Hospital of the University of Pennsylvania, Philadelphia, USA.
University of Pennsylvania, Philadelphia, USA.
Neurocrit Care. 2019 Aug;31(1):88-96. doi: 10.1007/s12028-019-00670-2.
BACKGROUND/OBJECTIVE: In November 2014, our Neurointensive Care Unit began a multi-phased progressive early mobilization initiative for patients with subarachnoid hemorrhage and an external ventricular drain (EVD). Our goal was to transition from a culture of complete bed rest (Phase 0) to a physical and occupational therapy (PT/OT)-guided mobilization protocol (Phase I), and ultimately to a nurse-driven mobilization protocol (Phase II). We hypothesized that nurses could mobilize patients as safely as an exclusively PT/OT-guided approach.
In Phase I, patients were mobilized only with PT/OT at bedside; no independent time out of bed occurred. In Phase II, nurses independently mobilized patients with EVDs, and patients could remain out of bed for up to 3 h at a time. Physical and occupational therapists continued routine consultation during Phase II.
Phase II patients were mobilized more frequently than Phase I patients [7.1 times per ICU stay (± 4.37) versus 3.0 times (± 1.33); p = 0.02], although not earlier [day 4.9 (± 3.46) versus day 6.0 (± 3.16); p = 0.32]. All Phase II patients were discharged to home PT services or acute rehabilitation centers. No patients were discharged to skilled nursing or long-term acute care hospitals, versus 12.5% in Phase I. In a multivariate analysis, odds of discharge to home/rehab were 3.83 for mobilized patients, independent of age and severity of illness. Other quality outcomes (length of stay, ventilator days, tracheostomy placement) between Phase I and Phase II patients were similar. No adverse events were attributable to early mobilization.
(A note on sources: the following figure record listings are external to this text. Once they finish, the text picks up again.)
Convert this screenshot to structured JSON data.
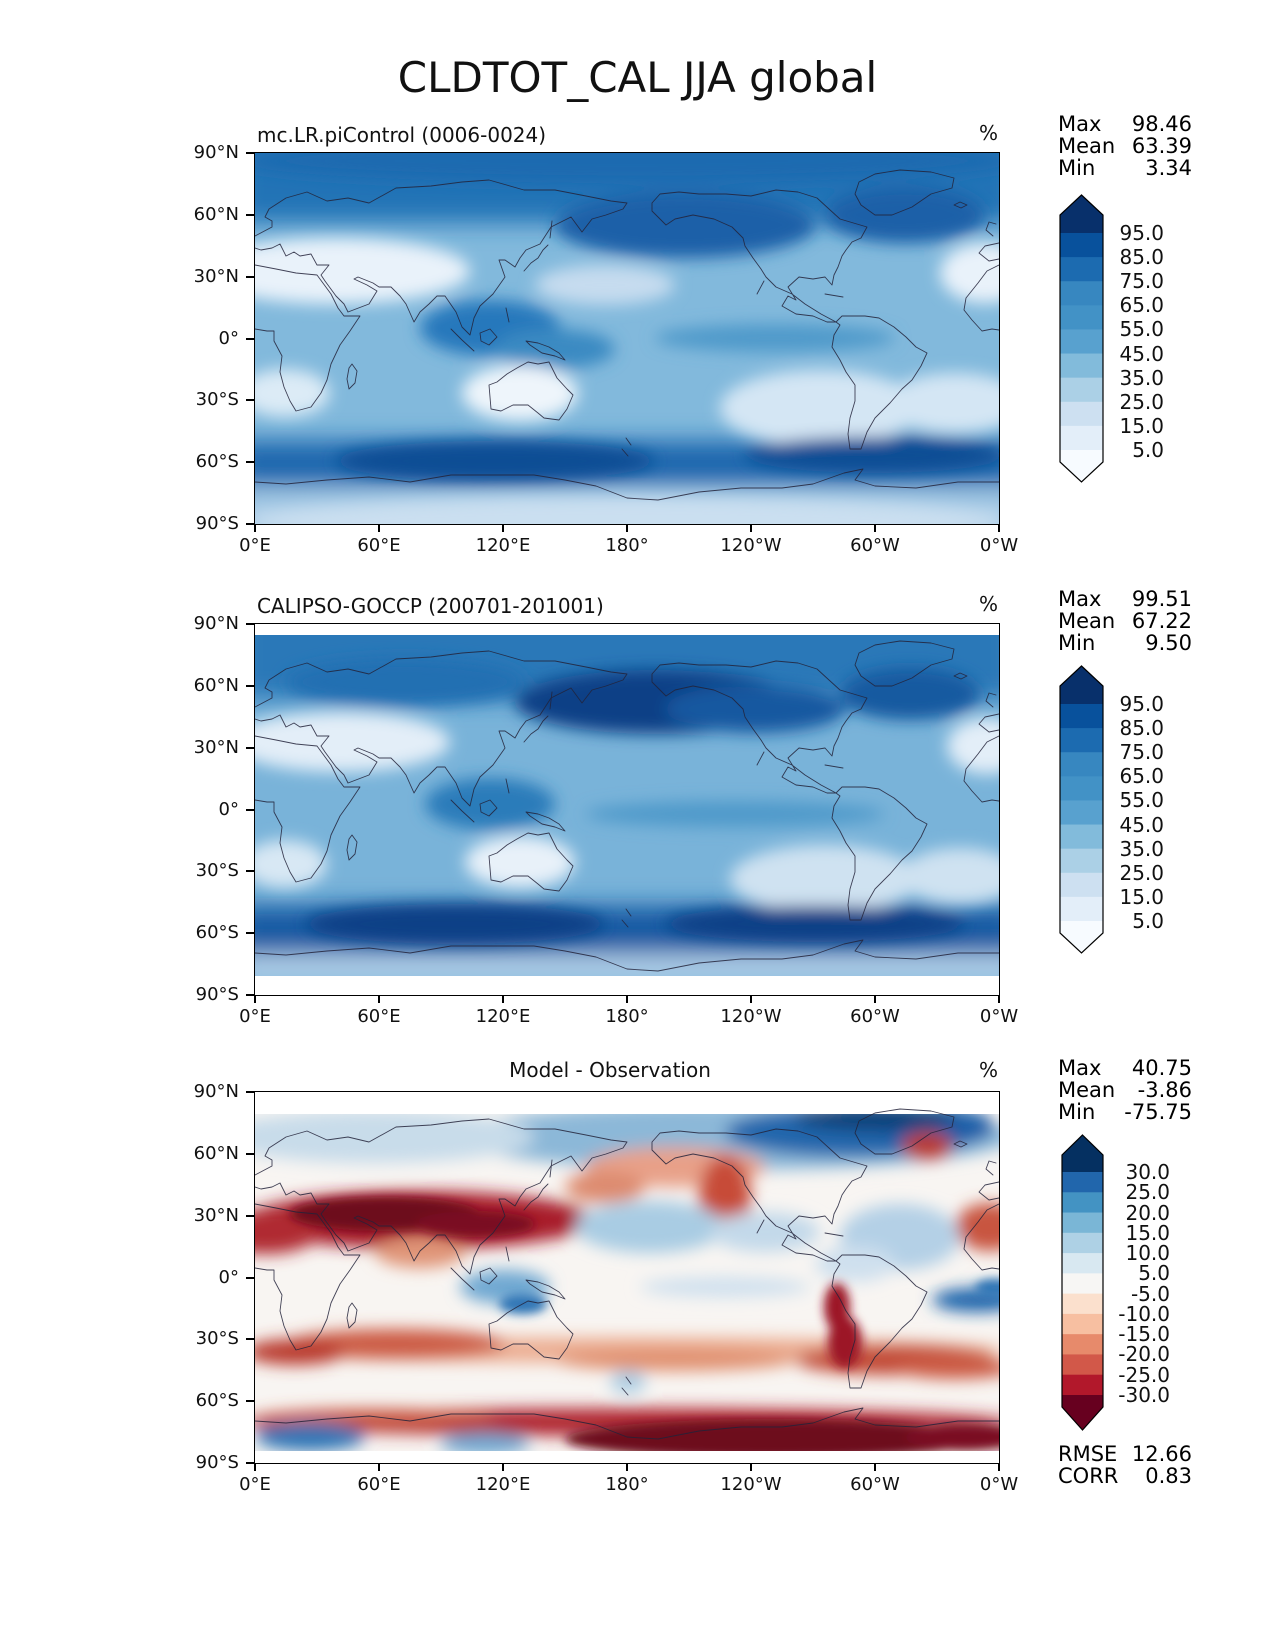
{
  "title": "CLDTOT_CAL JJA global",
  "panels": [
    {
      "title": "mc.LR.piControl (0006-0024)",
      "units": "%",
      "stats": [
        {
          "label": "Max",
          "value": "98.46"
        },
        {
          "label": "Mean",
          "value": "63.39"
        },
        {
          "label": "Min",
          "value": "3.34"
        }
      ]
    },
    {
      "title": "CALIPSO-GOCCP (200701-201001)",
      "units": "%",
      "stats": [
        {
          "label": "Max",
          "value": "99.51"
        },
        {
          "label": "Mean",
          "value": "67.22"
        },
        {
          "label": "Min",
          "value": "9.50"
        }
      ]
    },
    {
      "title": "Model - Observation",
      "units": "%",
      "stats": [
        {
          "label": "Max",
          "value": "40.75"
        },
        {
          "label": "Mean",
          "value": "-3.86"
        },
        {
          "label": "Min",
          "value": "-75.75"
        }
      ],
      "extra_stats": [
        {
          "label": "RMSE",
          "value": "12.66"
        },
        {
          "label": "CORR",
          "value": "0.83"
        }
      ]
    }
  ],
  "axis": {
    "lat_labels": [
      "90°N",
      "60°N",
      "30°N",
      "0°",
      "30°S",
      "60°S",
      "90°S"
    ],
    "lon_labels": [
      "0°E",
      "60°E",
      "120°E",
      "180°",
      "120°W",
      "60°W",
      "0°W"
    ]
  },
  "colorbars": {
    "total": {
      "tick_labels": [
        "95.0",
        "85.0",
        "75.0",
        "65.0",
        "55.0",
        "45.0",
        "35.0",
        "25.0",
        "15.0",
        "5.0"
      ],
      "extend_top_color": "#08306b",
      "segment_colors": [
        "#08519c",
        "#1c6bb0",
        "#3787c0",
        "#4292c6",
        "#58a1cf",
        "#82bbdb",
        "#abd0e6",
        "#cde0f1",
        "#e3eef9"
      ],
      "extend_bottom_color": "#f7fbff"
    },
    "diff": {
      "tick_labels": [
        "30.0",
        "25.0",
        "20.0",
        "15.0",
        "10.0",
        "5.0",
        "-5.0",
        "-10.0",
        "-15.0",
        "-20.0",
        "-25.0",
        "-30.0"
      ],
      "extend_top_color": "#053061",
      "segment_colors": [
        "#2166ac",
        "#4393c3",
        "#7ab6d6",
        "#aed1e5",
        "#d8e8f1",
        "#f7f6f4",
        "#fbe0cd",
        "#f7bfa1",
        "#e78a6b",
        "#d25849",
        "#b2182b"
      ],
      "extend_bottom_color": "#67001f"
    }
  },
  "chart_data": [
    {
      "type": "heatmap",
      "subtype": "filled-contour-global-map",
      "title": "mc.LR.piControl (0006-0024)",
      "variable": "CLDTOT_CAL",
      "season": "JJA",
      "region": "global",
      "units": "%",
      "colormap": "Blues",
      "levels": [
        5,
        15,
        25,
        35,
        45,
        55,
        65,
        75,
        85,
        95
      ],
      "extend": "both",
      "stats": {
        "max": 98.46,
        "mean": 63.39,
        "min": 3.34
      },
      "lon_ticks_deg_east": [
        0,
        60,
        120,
        180,
        240,
        300,
        360
      ],
      "lat_ticks_deg": [
        90,
        60,
        30,
        0,
        -30,
        -60,
        -90
      ],
      "pattern_notes": "High total cloud (85-98%) over Southern Ocean 50-65S, North Pacific and North Atlantic storm tracks and Arctic; low cloud (5-30%) over Sahara/Arabia, Australia, southern Africa and subtropical eastern oceans"
    },
    {
      "type": "heatmap",
      "subtype": "filled-contour-global-map",
      "title": "CALIPSO-GOCCP (200701-201001)",
      "variable": "CLDTOT_CAL",
      "season": "JJA",
      "region": "global",
      "units": "%",
      "colormap": "Blues",
      "levels": [
        5,
        15,
        25,
        35,
        45,
        55,
        65,
        75,
        85,
        95
      ],
      "extend": "both",
      "stats": {
        "max": 99.51,
        "mean": 67.22,
        "min": 9.5
      },
      "lon_ticks_deg_east": [
        0,
        60,
        120,
        180,
        240,
        300,
        360
      ],
      "lat_ticks_deg": [
        90,
        60,
        30,
        0,
        -30,
        -60,
        -90
      ],
      "pattern_notes": "Observed cloud fraction: very dark (>95%) North Pacific band 40-60N, dark Southern Ocean band, lighter subtropical deserts; data gap poleward of ~82 degrees shown white"
    },
    {
      "type": "heatmap",
      "subtype": "filled-contour-global-map-difference",
      "title": "Model - Observation",
      "variable": "CLDTOT_CAL bias",
      "season": "JJA",
      "region": "global",
      "units": "%",
      "colormap": "RdBu",
      "levels": [
        -30,
        -25,
        -20,
        -15,
        -10,
        -5,
        5,
        10,
        15,
        20,
        25,
        30
      ],
      "extend": "both",
      "stats": {
        "max": 40.75,
        "mean": -3.86,
        "min": -75.75
      },
      "rmse": 12.66,
      "corr": 0.83,
      "lon_ticks_deg_east": [
        0,
        60,
        120,
        180,
        240,
        300,
        360
      ],
      "lat_ticks_deg": [
        90,
        60,
        30,
        0,
        -30,
        -60,
        -90
      ],
      "pattern_notes": "Strong negative bias (< -30%) over central Asia/Tibet 25-40N, Andes, subtropical southern oceans and Antarctic coastal band 60-70S; positive bias (blue) over Arctic 60-80N, central North Pacific, tropical Atlantic and maritime continent"
    }
  ]
}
Nurse-driven mobilization for patients with EVDs is safe, feasible, and leads to more frequent ambulation compared to a therapy-driven protocol. Nurse-driven mobilization may be associated with improved discharge disposition, although exact causation cannot be determined by these data.
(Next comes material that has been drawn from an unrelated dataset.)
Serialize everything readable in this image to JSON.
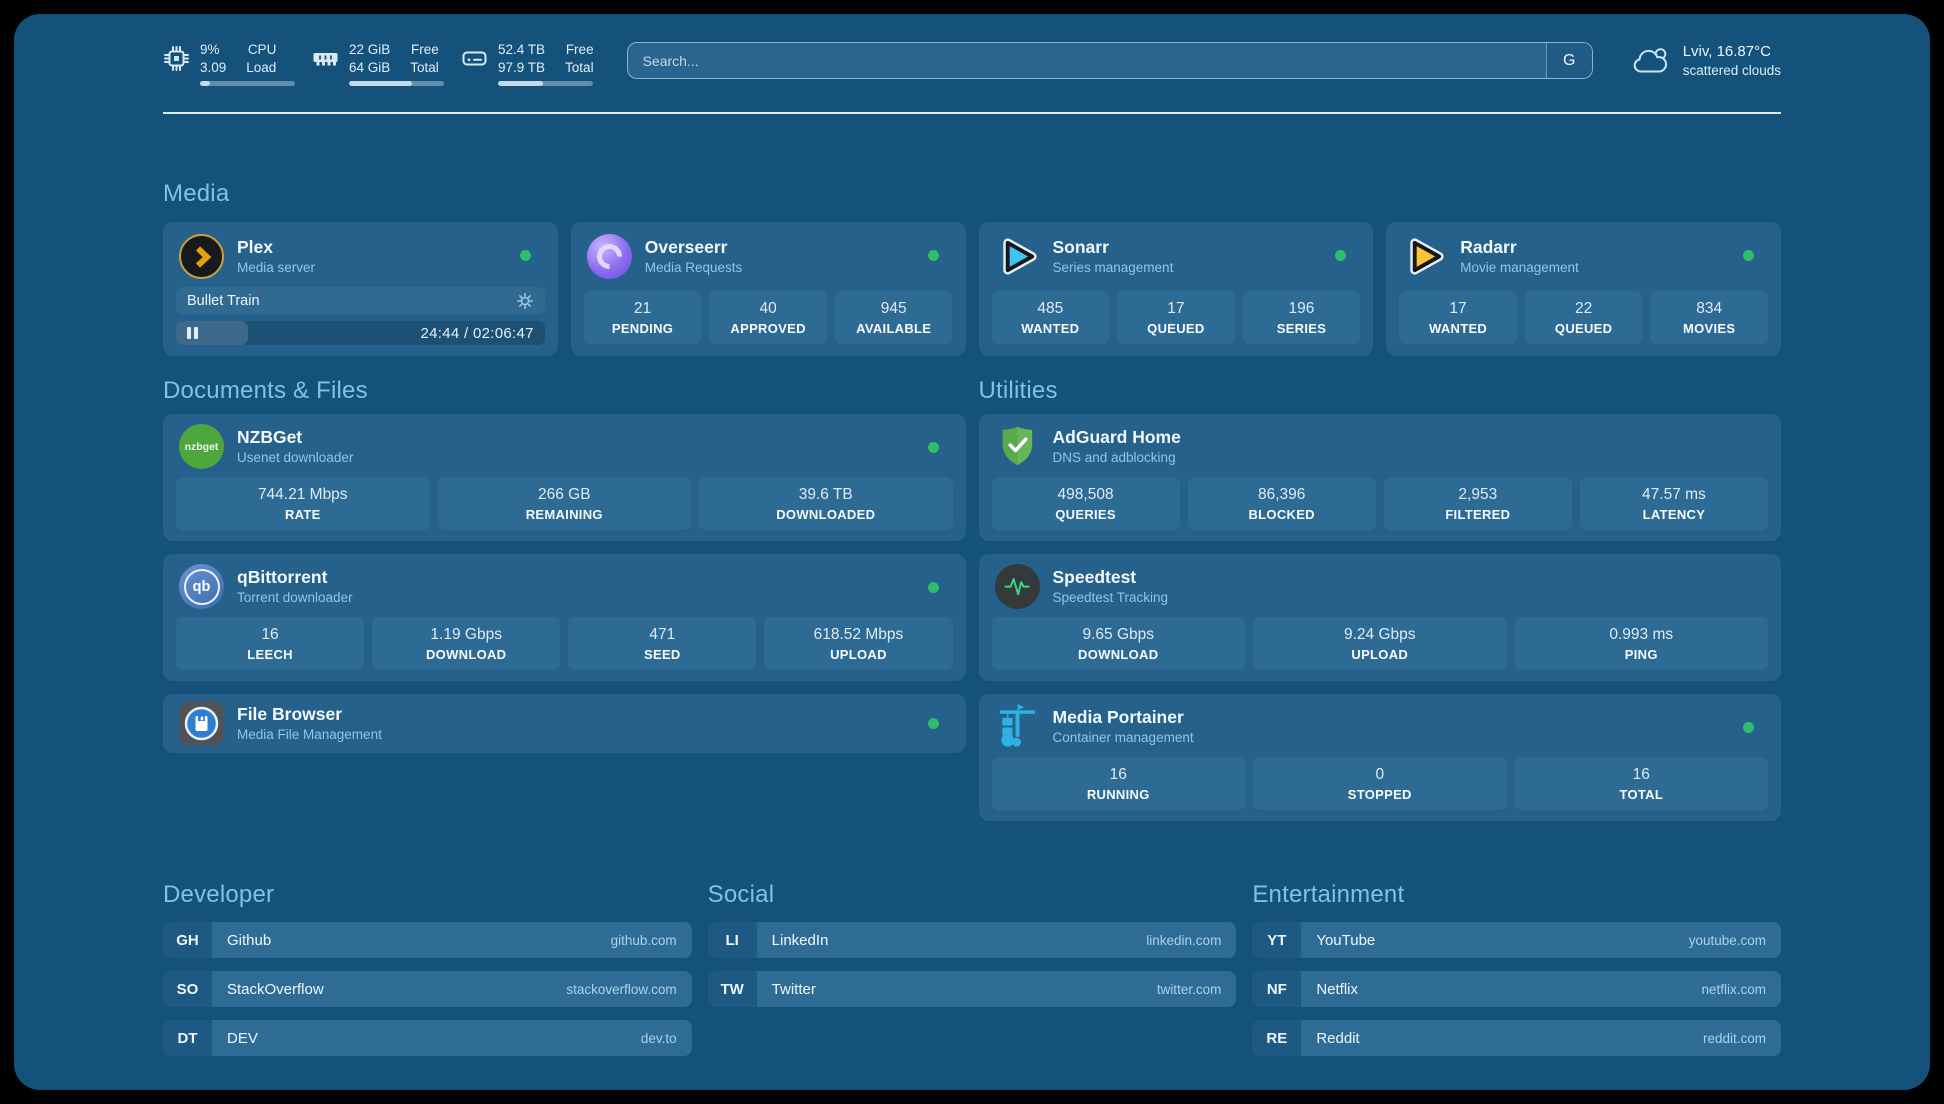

背景/目的:2014 年 11 月,我们的神经重症监护病房开始对蛛网膜下腔出血和外部脑室引流(EVD)患者进行多阶段渐进性早期活动倡议。我们的目标是从完全卧床休息的文化(第 0 阶段)过渡到物理治疗和职业治疗(PT/OT)指导的活动方案(第 I 阶段),并最终过渡到护士驱动的活动方案(第 II 阶段)。我们假设护士可以像完全由 PT/OT 指导的方法一样安全地移动患者。
在第 I 阶段,仅在床边由 PT/OT 移动患者;没有独立的下床时间。在第 II 阶段,护士独立地移动 EVD 患者,患者一次可以在床外停留长达 3 小时。物理治疗师和职业治疗师在第 II 阶段继续进行常规咨询。
与第 I 阶段相比,第 II 阶段患者的移动频率更高[每 ICU 住院次数为 7.1 次(±4.37)与 3.0 次(±1.33);p=0.02],但并不更早[第 4.9 天(±3.46)与第 6.0 天(±3.16);p=0.32]。所有第 II 阶段患者均出院到家庭物理治疗服务或急性康复中心。与第 I 阶段的 12.5%相比,没有患者出院到熟练护理或长期急性护理医院。在多变量分析中,移动患者出院回家/康复的可能性是未移动患者的 3.83 倍,与年龄和疾病严重程度无关。第 I 阶段和第 II 阶段患者的其他质量结果(住院时间、呼吸机使用天数、气管切开术放置)相似。没有早期活动导致的不良事件。
与治疗驱动的方案相比,EVD 患者的护士驱动活动是安全、可行的,并导致更频繁的活动。护士驱动的活动可能与改善出院处置有关,但这些数据无法确定确切的因果关系。